Local residents and wildlife carers in Oak Valley are on the look out for a group of men who have been deliberately running over wallabies in the suburb.

by Caitlin Kelly

Local residents and wildlife carers became aware of hoons coming through the neighbourhood killing animals and running over wheelie bins.

“Often they are going off the edges of the road to hit the wallabies which is how we know it is deliberate,” says experienced macropod carer Michelle Bible.

The police have been involved.

However, the North Queensland Wildlife Care Inc. and local community have largely conducted their own investigation in the hope of catching the perpetrators.

Local residents and wildlife carers have been collecting video evidence of the offenders who they believe are a group of young men who live in the area.

They have set up a community Facebook page to track and collect evidence of the offenders in the act.

Wildlife Carer Michelle Bible who lives in Oak Valley has played a large role in collecting evidence.
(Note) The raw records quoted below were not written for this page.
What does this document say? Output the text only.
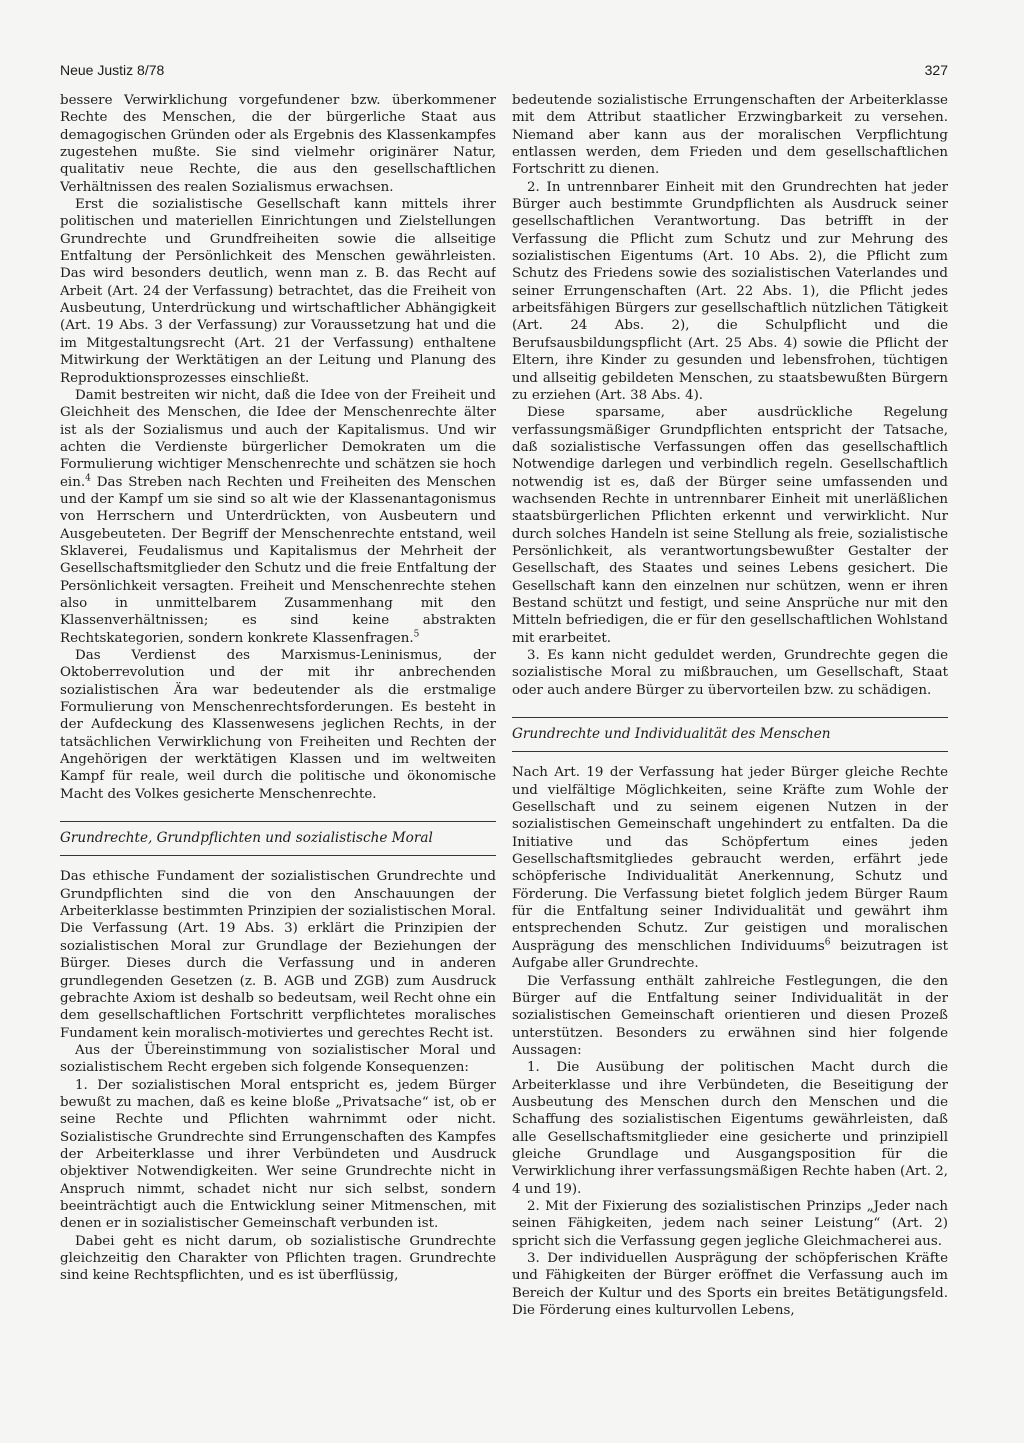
Neue Justiz 8/78	327

bessere Verwirklichung vorgefundener bzw. überkommener Rechte des Menschen, die der bürgerliche Staat aus demagogischen Gründen oder als Ergebnis des Klassenkampfes zugestehen mußte. Sie sind vielmehr originärer Natur, qualitativ neue Rechte, die aus den gesellschaftlichen Verhältnissen des realen Sozialismus erwachsen.

Erst die sozialistische Gesellschaft kann mittels ihrer politischen und materiellen Einrichtungen und Zielstellungen Grundrechte und Grundfreiheiten sowie die allseitige Entfaltung der Persönlichkeit des Menschen gewährleisten. Das wird besonders deutlich, wenn man z. B. das Recht auf Arbeit (Art. 24 der Verfassung) betrachtet, das die Freiheit von Ausbeutung, Unterdrückung und wirtschaftlicher Abhängigkeit (Art. 19 Abs. 3 der Verfassung) zur Voraussetzung hat und die im Mitgestaltungsrecht (Art. 21 der Verfassung) enthaltene Mitwirkung der Werktätigen an der Leitung und Planung des Reproduktionsprozesses einschließt.

Damit bestreiten wir nicht, daß die Idee von der Freiheit und Gleichheit des Menschen, die Idee der Menschenrechte älter ist als der Sozialismus und auch der Kapitalismus. Und wir achten die Verdienste bürgerlicher Demokraten um die Formulierung wichtiger Menschenrechte und schätzen sie hoch ein.$^4$ Das Streben nach Rechten und Freiheiten des Menschen und der Kampf um sie sind so alt wie der Klassenantagonismus von Herrschern und Unterdrückten, von Ausbeutern und Ausgebeuteten. Der Begriff der Menschenrechte entstand, weil Sklaverei, Feudalismus und Kapitalismus der Mehrheit der Gesellschaftsmitglieder den Schutz und die freie Entfaltung der Persönlichkeit versagten. Freiheit und Menschenrechte stehen also in unmittelbarem Zusammenhang mit den Klassenverhältnissen; es sind keine abstrakten Rechtskategorien, sondern konkrete Klassenfragen.$^5$

Das Verdienst des Marxismus-Leninismus, der Oktoberrevolution und der mit ihr anbrechenden sozialistischen Ära war bedeutender als die erstmalige Formulierung von Menschenrechtsforderungen. Es besteht in der Aufdeckung des Klassenwesens jeglichen Rechts, in der tatsächlichen Verwirklichung von Freiheiten und Rechten der Angehörigen der werktätigen Klassen und im weltweiten Kampf für reale, weil durch die politische und ökonomische Macht des Volkes gesicherte Menschenrechte.

Grundrechte, Grundpflichten und sozialistische Moral

Das ethische Fundament der sozialistischen Grundrechte und Grundpflichten sind die von den Anschauungen der Arbeiterklasse bestimmten Prinzipien der sozialistischen Moral. Die Verfassung (Art. 19 Abs. 3) erklärt die Prinzipien der sozialistischen Moral zur Grundlage der Beziehungen der Bürger. Dieses durch die Verfassung und in anderen grundlegenden Gesetzen (z. B. AGB und ZGB) zum Ausdruck gebrachte Axiom ist deshalb so bedeutsam, weil Recht ohne ein dem gesellschaftlichen Fortschritt verpflichtetes moralisches Fundament kein moralisch-motiviertes und gerechtes Recht ist.

Aus der Übereinstimmung von sozialistischer Moral und sozialistischem Recht ergeben sich folgende Konsequenzen:

1. Der sozialistischen Moral entspricht es, jedem Bürger bewußt zu machen, daß es keine bloße „Privatsache“ ist, ob er seine Rechte und Pflichten wahrnimmt oder nicht. Sozialistische Grundrechte sind Errungenschaften des Kampfes der Arbeiterklasse und ihrer Verbündeten und Ausdruck objektiver Notwendigkeiten. Wer seine Grundrechte nicht in Anspruch nimmt, schadet nicht nur sich selbst, sondern beeinträchtigt auch die Entwicklung seiner Mitmenschen, mit denen er in sozialistischer Gemeinschaft verbunden ist.

Dabei geht es nicht darum, ob sozialistische Grundrechte gleichzeitig den Charakter von Pflichten tragen. Grundrechte sind keine Rechtspflichten, und es ist überflüssig,

bedeutende sozialistische Errungenschaften der Arbeiterklasse mit dem Attribut staatlicher Erzwingbarkeit zu versehen. Niemand aber kann aus der moralischen Verpflichtung entlassen werden, dem Frieden und dem gesellschaftlichen Fortschritt zu dienen.

2. In untrennbarer Einheit mit den Grundrechten hat jeder Bürger auch bestimmte Grundpflichten als Ausdruck seiner gesellschaftlichen Verantwortung. Das betrifft in der Verfassung die Pflicht zum Schutz und zur Mehrung des sozialistischen Eigentums (Art. 10 Abs. 2), die Pflicht zum Schutz des Friedens sowie des sozialistischen Vaterlandes und seiner Errungenschaften (Art. 22 Abs. 1), die Pflicht jedes arbeitsfähigen Bürgers zur gesellschaftlich nützlichen Tätigkeit (Art. 24 Abs. 2), die Schulpflicht und die Berufsausbildungspflicht (Art. 25 Abs. 4) sowie die Pflicht der Eltern, ihre Kinder zu gesunden und lebensfrohen, tüchtigen und allseitig gebildeten Menschen, zu staatsbewußten Bürgern zu erziehen (Art. 38 Abs. 4).

Diese sparsame, aber ausdrückliche Regelung verfassungsmäßiger Grundpflichten entspricht der Tatsache, daß sozialistische Verfassungen offen das gesellschaftlich Notwendige darlegen und verbindlich regeln. Gesellschaftlich notwendig ist es, daß der Bürger seine umfassenden und wachsenden Rechte in untrennbarer Einheit mit unerläßlichen staatsbürgerlichen Pflichten erkennt und verwirklicht. Nur durch solches Handeln ist seine Stellung als freie, sozialistische Persönlichkeit, als verantwortungsbewußter Gestalter der Gesellschaft, des Staates und seines Lebens gesichert. Die Gesellschaft kann den einzelnen nur schützen, wenn er ihren Bestand schützt und festigt, und seine Ansprüche nur mit den Mitteln befriedigen, die er für den gesellschaftlichen Wohlstand mit erarbeitet.

3. Es kann nicht geduldet werden, Grundrechte gegen die sozialistische Moral zu mißbrauchen, um Gesellschaft, Staat oder auch andere Bürger zu übervorteilen bzw. zu schädigen.

Grundrechte und Individualität des Menschen

Nach Art. 19 der Verfassung hat jeder Bürger gleiche Rechte und vielfältige Möglichkeiten, seine Kräfte zum Wohle der Gesellschaft und zu seinem eigenen Nutzen in der sozialistischen Gemeinschaft ungehindert zu entfalten. Da die Initiative und das Schöpfertum eines jeden Gesellschaftsmitgliedes gebraucht werden, erfährt jede schöpferische Individualität Anerkennung, Schutz und Förderung. Die Verfassung bietet folglich jedem Bürger Raum für die Entfaltung seiner Individualität und gewährt ihm entsprechenden Schutz. Zur geistigen und moralischen Ausprägung des menschlichen Individuums$^6$ beizutragen ist Aufgabe aller Grundrechte.

Die Verfassung enthält zahlreiche Festlegungen, die den Bürger auf die Entfaltung seiner Individualität in der sozialistischen Gemeinschaft orientieren und diesen Prozeß unterstützen. Besonders zu erwähnen sind hier folgende Aussagen:

1. Die Ausübung der politischen Macht durch die Arbeiterklasse und ihre Verbündeten, die Beseitigung der Ausbeutung des Menschen durch den Menschen und die Schaffung des sozialistischen Eigentums gewährleisten, daß alle Gesellschaftsmitglieder eine gesicherte und prinzipiell gleiche Grundlage und Ausgangsposition für die Verwirklichung ihrer verfassungsmäßigen Rechte haben (Art. 2, 4 und 19).

2. Mit der Fixierung des sozialistischen Prinzips „Jeder nach seinen Fähigkeiten, jedem nach seiner Leistung“ (Art. 2) spricht sich die Verfassung gegen jegliche Gleichmacherei aus.

3. Der individuellen Ausprägung der schöpferischen Kräfte und Fähigkeiten der Bürger eröffnet die Verfassung auch im Bereich der Kultur und des Sports ein breites Betätigungsfeld. Die Förderung eines kulturvollen Lebens,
“I have been collecting video footage and the numberplates of their vehicles which I’ve given to the police. Hopefully, they’ll catch whoever is doing this,” she says.

The incidents began last year but have recently escalated after the community became involved in stopping the offenders.

wallabyMichelle has received several death threats but refuses to stop trying to catch the offenders.

“They called me and left some really nasty messages when they realised I wasn’t backing off. I’ve put my life in danger doing this but someone has to do it,” Michelle says.

Police and Townsville RSPCA inspectors are investigating the incident and are treating it as a case of animal cruelty.

They could not, however, release any details on an active investigation due to privacy laws.

Michelle deals with the wounded and dead animals and has found up to six dead wallabies at a time.

“It is horrific for local residents and Michelle who has to go out and pick up all the bodies,” says fellow career Jenny Hayden.

Even if the wallabies are still alive when carers find them, they still need to be put down because of their injuries.

Animals which survive often suffer internal bleeding or shattered bones, and the only option for carers is to euthanize them.

Adult wallabies also die of stress easily which makes their care and rehabilitation impossible for carers.

Wallabies are particularly at risk of being hit by cars this time of year with the drought forcing them into suburban areas in search of food.

Wildlife Carers see a rise in rescue cases between July and August and can perform up to 3-4 rescues a day.